Source:
https://scmp.com/business/money/markets-investing/article/3042299/china-stocks-end-higher-strong-economic-data-while
Money/ Markets & Investing

China stocks end higher on strong economic data, while Hang Seng Index drops on protest-hit properties

  • Stronger than expected industrial output and retail sales data cheer investors in China; tech stocks and selective brokerages gain
  • Hang Seng snaps three straight days of gains on profit taking
Chinese investors look at an electronic board displaying stock prices on December 13, 2019. Photo: EPA-EFE

China stocks rose Monday on stronger-than-expected November economic data, but Hong Kong shares fell on profit taking.

The Shanghai Composite Index rose 0.6 per cent to 2,984.39, while the CSI 300, which tracks blue chips listed on Shenzhen and Shanghai, rose 0.5 per cent to 3,987.55.

By contrast, the Hang Seng Index lost 0.7 per cent to finish at 27,508.09, snapping a three straight session winning streak.

Industrial production, which measures China’s industrial output including manufacturing, mining and utilities, grew by 6.2 per cent in November, up from October’s 4.7 per cent. Meanwhile, retail sales grew by 8.0 per cent in November, up from 7.2 per cent a month ago.

The data followed the phase one US-China trade deal last week, which some analysts say has removed a level of uncertainty that clouded the outlook of the equities market in recent weeks.

“Foreign investors’ buying continues to support the A share market, as shown in the 23 straight days of net inflow into mainland A shares through the Hong Kong northbound Stock Connect,” said Linus Yip, chief strategist at First Shanghai Securities.

Selective brokerages performed well, with CSC Financial hitting the 10 per cent daily up limit, to 27.12 yuan; Huatai Securities rose 3.2 per cent to 19.13 yuan. Their gains came after China’s securities watchdog said it would relax requirements for A-share companies to spin off and separately list their subsidiaries on the domestic exchanges.
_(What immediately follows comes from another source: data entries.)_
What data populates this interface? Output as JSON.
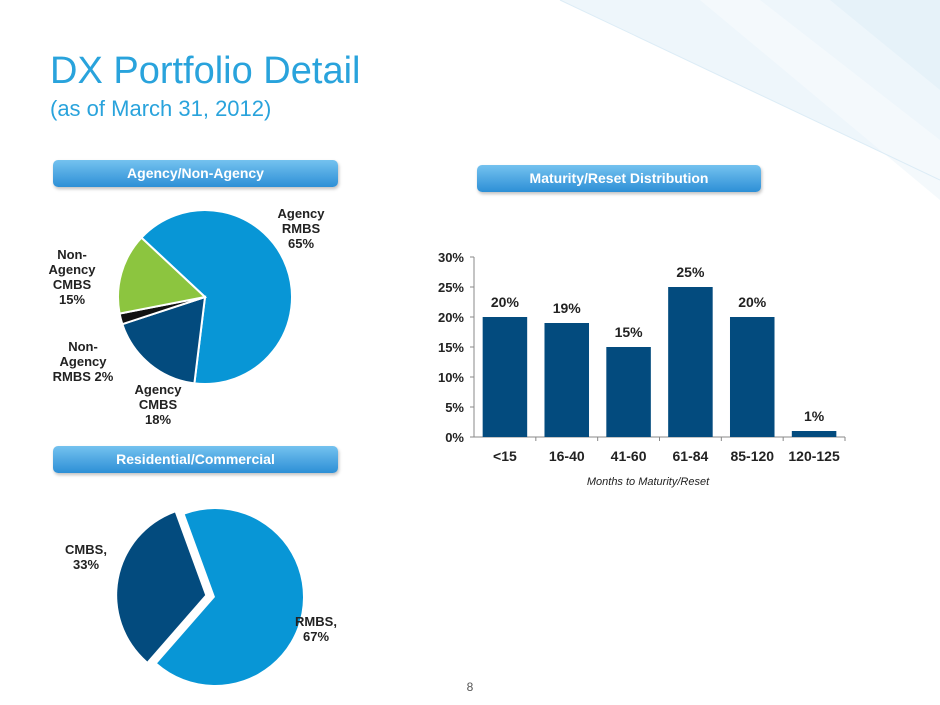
{
  "slide": {
    "title": "DX Portfolio Detail",
    "subtitle": "(as of March 31, 2012)",
    "page_number": "8",
    "colors": {
      "title": "#29a3dc",
      "bar": "#034b7e",
      "slice_blue": "#0896d6",
      "slice_dark": "#034b7e",
      "slice_green": "#8cc53f",
      "slice_black": "#111111"
    }
  },
  "sections": {
    "agency": "Agency/Non-Agency",
    "maturity": "Maturity/Reset Distribution",
    "residential": "Residential/Commercial"
  },
  "chart_data": [
    {
      "type": "pie",
      "title": "Agency/Non-Agency",
      "slices": [
        {
          "label": [
            "Agency",
            "RMBS",
            "65%"
          ],
          "value": 65,
          "color": "#0896d6"
        },
        {
          "label": [
            "Agency",
            "CMBS",
            "18%"
          ],
          "value": 18,
          "color": "#034b7e"
        },
        {
          "label": [
            "Non-",
            "Agency",
            "RMBS 2%"
          ],
          "value": 2,
          "color": "#111111"
        },
        {
          "label": [
            "Non-",
            "Agency",
            "CMBS",
            "15%"
          ],
          "value": 15,
          "color": "#8cc53f"
        }
      ]
    },
    {
      "type": "bar",
      "title": "Maturity/Reset Distribution",
      "categories": [
        "<15",
        "16-40",
        "41-60",
        "61-84",
        "85-120",
        "120-125"
      ],
      "values": [
        20,
        19,
        15,
        25,
        20,
        1
      ],
      "value_labels": [
        "20%",
        "19%",
        "15%",
        "25%",
        "20%",
        "1%"
      ],
      "xlabel": "Months to Maturity/Reset",
      "ylim": [
        0,
        30
      ],
      "yticks": [
        0,
        5,
        10,
        15,
        20,
        25,
        30
      ],
      "ytick_labels": [
        "0%",
        "5%",
        "10%",
        "15%",
        "20%",
        "25%",
        "30%"
      ],
      "grid": false
    },
    {
      "type": "pie",
      "title": "Residential/Commercial",
      "slices": [
        {
          "label": [
            "RMBS,",
            "67%"
          ],
          "value": 67,
          "color": "#0896d6"
        },
        {
          "label": [
            "CMBS,",
            "33%"
          ],
          "value": 33,
          "color": "#034b7e",
          "exploded": true
        }
      ]
    }
  ]
}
Tech stocks also did well, with Foxconn Industrial rising 1.2 per cent to 19.15 yuan, TCL Corp climbing 9.9 per cent to 4.33 yuan, and Universal Scientific Industrial hitting the 10 per cent up limit at 20.08 yuan.

Both Shenzhen Refond Optoelectrnoics and HC SemiTek hit the daily up limit, rising to 7.56 yuan and 7.18 yuan respectively.

“In a way, the signing of the ‘phase one’ deal has temporarily removed some concerns that the global tech supply chain between US and China would be disrupted, hence supporting tech stocks,” said Yip.

This week, Yip expects the Shanghai Composite could see further upside back to the 3,000, a level it has not reached since mid-September.

In Hong Kong, property developers declined. News flow from Sun Hung Kai Properties, whose revenue at its hotels division had plummeted by up to half in November and December, compounded investors concern about the city’s tourism industry, which struggled to stay afloat amid seven months of anti-government protests.

The weekend’s vandalism and arson in a few districts in Hong Kong continued to worry traders about when the city’s economic contraction from the half-year long anti-government protests will bottom out. The government has already forecast a 1.3 per cent full year contraction for 2019.

Link Reit lost 1.4 per cent to HK$79.4, Sun Hung Kai Properties dropped 1.1 per cent to HK$117, and Swire Pacific lost 1.4 per cent to finish at HK$72.3.

Weighing on the index were social media giant Tencent, which lost 0.3 per cent to HK$359.8, and insurer AIA, which lost 2 per cent to close at HK$81.

But outside the blue chips, China smart phone giant Xiaomi rose 1.2 per cent to HK$10.52, after a report on third quarter wearable band market from research firm Canalys showed that its third quarter wearable bands shipment reached 12.2 million units, 74 per cent higher year-on-year.

Yip expects the Hang Seng Index to hover at the 27000- 28,000 level this week.